Recently, there have been some major developments in trust taxation, with the release of the final ruling on trust unpaid present entitlements, TR 2010/3 and the accompanying draft practice statement PS LA 3362 as well as the ATO’s publication of the Decision Impact Statement on the Bamford case.
So, what is the ruling all about and how could it impact you?
Tax consequences of unpaid present entitlements under TR 2010/3
Broadly, under the rules contained in TR 2010/3, where a private company has an unpaid present entitlement (UPE) to an amount from a trust, the UPE may in certain circumstances be regarded as a loan for the purposes of Division 7A of the 1936 Tax Act. If so, a deemed dividend will arise which is assessable income in the trust.
The ruling distinguishes between two types of loans:
Under TR 2010/3, Division 7A will apply both retrospectively and prospectively for section two loans, while section three loans will only be caught under Division 7A prospectively. That is, only section 3 loans in existence after the issue of the draft ruling on 16 December 2009 will attract Division 7A treatment.
Section two loans
For the purposes of Division 7A, a section two loan will arise in situations where a UPE of a private company beneficiary is satisfied (either by payment or journal entry) and loaned back to the trust. In this situation, the Commissioner would consider the UPE effectively replaced by an ordinary loan from the private company to the trustee of the trust.
The ATOs view expressed in TR 2010/3 is that the agreement by the corporate beneficiary to lend funds back to the trust may be either express or implied and that acquiescence to its treatment as a loan in the trust accounts may be taken as consent.
Generally, where the amount is recorded in the financial accounts of both the trust and the private company as a loan, a section two loan may be taken arise for Division 7A purposes in the absence of evidence to the contrary.
Where the trustee of the trust exercises the power to apply the trust funds for the benefit of the beneficiary under the trust deed and the trustee has recorded the amount as a loan in the financial accounts, the Commissioner may consider that the trustee has applied the corporate beneficiary’s entitlement by creating a loan in its favour. If so, a section two loan will be taken to have arisen.
TR 2010/3 outlines how the accounting for the UPE by both the trust and private company may impact on whether a Section two loan has arisen. These circumstances are outlined in the table below:
| Financial accounts of private company | Financial accounts of trust | Subject to Division 7A |
| UPE | UPE | No |
| Loan | UPE | No |
| UPE or Loan | Loan* | Yes |
Section three loans
For Division 7A purposes, a section three loan will arise in circumstances where a UPE remains unsatisfied, thereby providing financial accommodation, or an in-substance loan to the trust.

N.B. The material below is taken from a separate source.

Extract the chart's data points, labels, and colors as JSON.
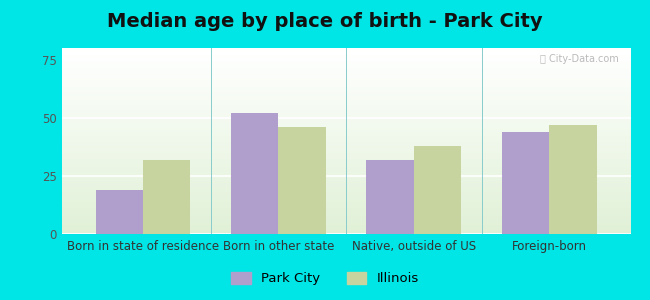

Under TR 2010/3, where a private company beneficiary does not call for payment of a UPE, the ATO argues that the result is the provision of financial accommodation to the trustee by way of a loan, except under limited circumstances. Similarly, if the private company has knowledge of the trustee’s use of UPE funds for the benefit of all beneficiaries, rather than being held on sub-trust or used for the sole benefit of the private company, the UPE will also be deemed to be a section three loan and be potentially subject to Division 7A.
If the amount of the UPE is set aside on a sub-trust by trust resolution for the sole benefit of the private company beneficiary, a Division 7A loan will not arise. There must be sufficient documentary evidence of the existence of the sub-trust (for example, the preparation of separate accounts and a bank account for the sub-trust).
Where the funds from the sub-trust are invested back into the main trust, the benefits from the use of the funds by the main trust must flow back to the sub-trust to avoid a deemed Division 7A loan arising. TR 2010/3 outlines two administrative approaches which can be used to calculate an acceptable return on investment in these circumstances. The first is an annual return calculated at the Division 7A benchmark interest rate, and the second is a return calculated as a percentage of the trust net income.
Where Division 7A will not apply
The provision of a section two or section three loan will potentially attract the Division 7A provisions. Under section 109D the loans may be treated as deemed dividends which are assessable to the trust either at the time the loan was made (section 2 loans) or in the year after that in which the distribution was made, as long as the UPE is still subsisting (section 3 loans).
However, where a complying loan agreement is in place, there will be no deemed dividend under section 109D. If the loan is fully or partly repaid prior to the lodgement of the income tax return of the private company, only the remaining unpaid amount will be assessable under section 109D.
Where the private company has insufficient distributable surplus funds the amount of the deemed dividend will be restricted to the amount of the distributable surplus.
The ruling also addresses how Subdivision EA will interact with the ruling in respect of private company UPEs where the trust in turn loans an amount to an individual. Generally where this is the case, Subdivision EA will deem there to be a loan between the private company and the shareholder which is subject to Division 7A.
The Commissioner will not apply Subdivision EA to a Section three loan that will already be subject to the general Division 7A provisions. Similarly, Subdivision EA will not apply to section two loans as the conversion to an ordinary loan satisfies the UPE otherwise in existence.